Problem

The construction of the university of Ghana Business School guest center is expected to take three years. In each of the construction years, it will cost Ghc15 million plus an additional maintenance cost of Ghc4 million and Ghc5 million in year 5 and 6 respectively. The guest center is expected to generate revenue of Ghc20 million annually a year after the construction is completed. The guest center will be sold to a new owner seven years after the construction is completed. assume interest to be 10 percent Calculate the Net present value associated with this investment. Ghc

Solution

Step 1 :The construction of the University of Ghana Business School guest center is expected to take three years. In each of the construction years, it will cost Ghc15 million plus an additional maintenance cost of Ghc4 million and Ghc5 million in year 5 and 6 respectively. The guest center is expected to generate revenue of Ghc20 million annually a year after the construction is completed. The guest center will be sold to a new owner seven years after the construction is completed. Assume interest to be 10 percent. We are to calculate the Net present value associated with this investment.

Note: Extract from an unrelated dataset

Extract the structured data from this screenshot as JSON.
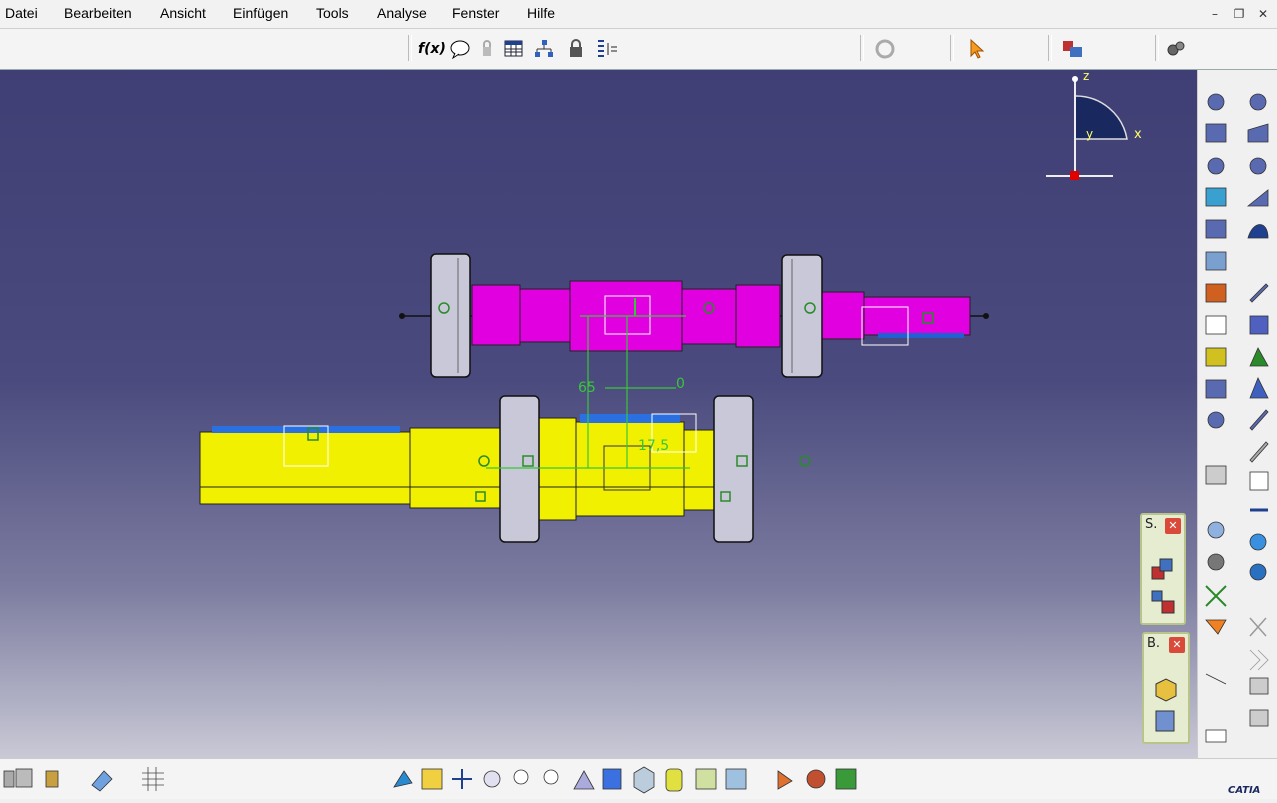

Step 2 :The Net Present Value (NPV) is a measure of the profitability of an investment. It is calculated by subtracting the present value of cash outflows (including initial cost) from the present value of cash inflows.

Step 3 :In this case, the cash outflows are the construction and maintenance costs, and the cash inflows are the annual revenues and the selling price of the guest center.

Step 4 :The present value of a future cash flow is calculated by dividing the cash flow by \((1 + r)^n\), where r is the interest rate and n is the number of periods.

Step 5 :The construction costs occur in the first three years, the maintenance costs occur in the fifth and sixth years, and the revenues occur from the fourth to the seventh year.

Step 6 :The NPV is calculated as follows: \[NPV = PV(revenues) + PV(selling price) - PV(construction costs) - PV(maintenance costs)\]

Step 7 :Given that the interest rate is 0.1, the construction costs are [15, 15, 15] million Ghc, the maintenance costs are [0, 0, 0, 4, 5] million Ghc, the revenues are [0, 0, 0, 20, 20, 20, 20] million Ghc, and the selling price is 20 million Ghc.

Step 8 :The present value of the construction costs is 37.30277986476333 million Ghc, the present value of the maintenance costs is 5.836660436756057 million Ghc, the present value of the revenues is 47.63133653417418 million Ghc, and the present value of the selling price is 10.263162364614129 million Ghc.

Step 9 :Substituting these values into the NPV formula, we get: \[NPV = 47.63133653417418 + 10.263162364614129 - 37.30277986476333 - 5.836660436756057\]

Step 10 :Calculating the above expression, we find that the Net Present Value associated with this investment is \(\boxed{14.76}\) million Ghc.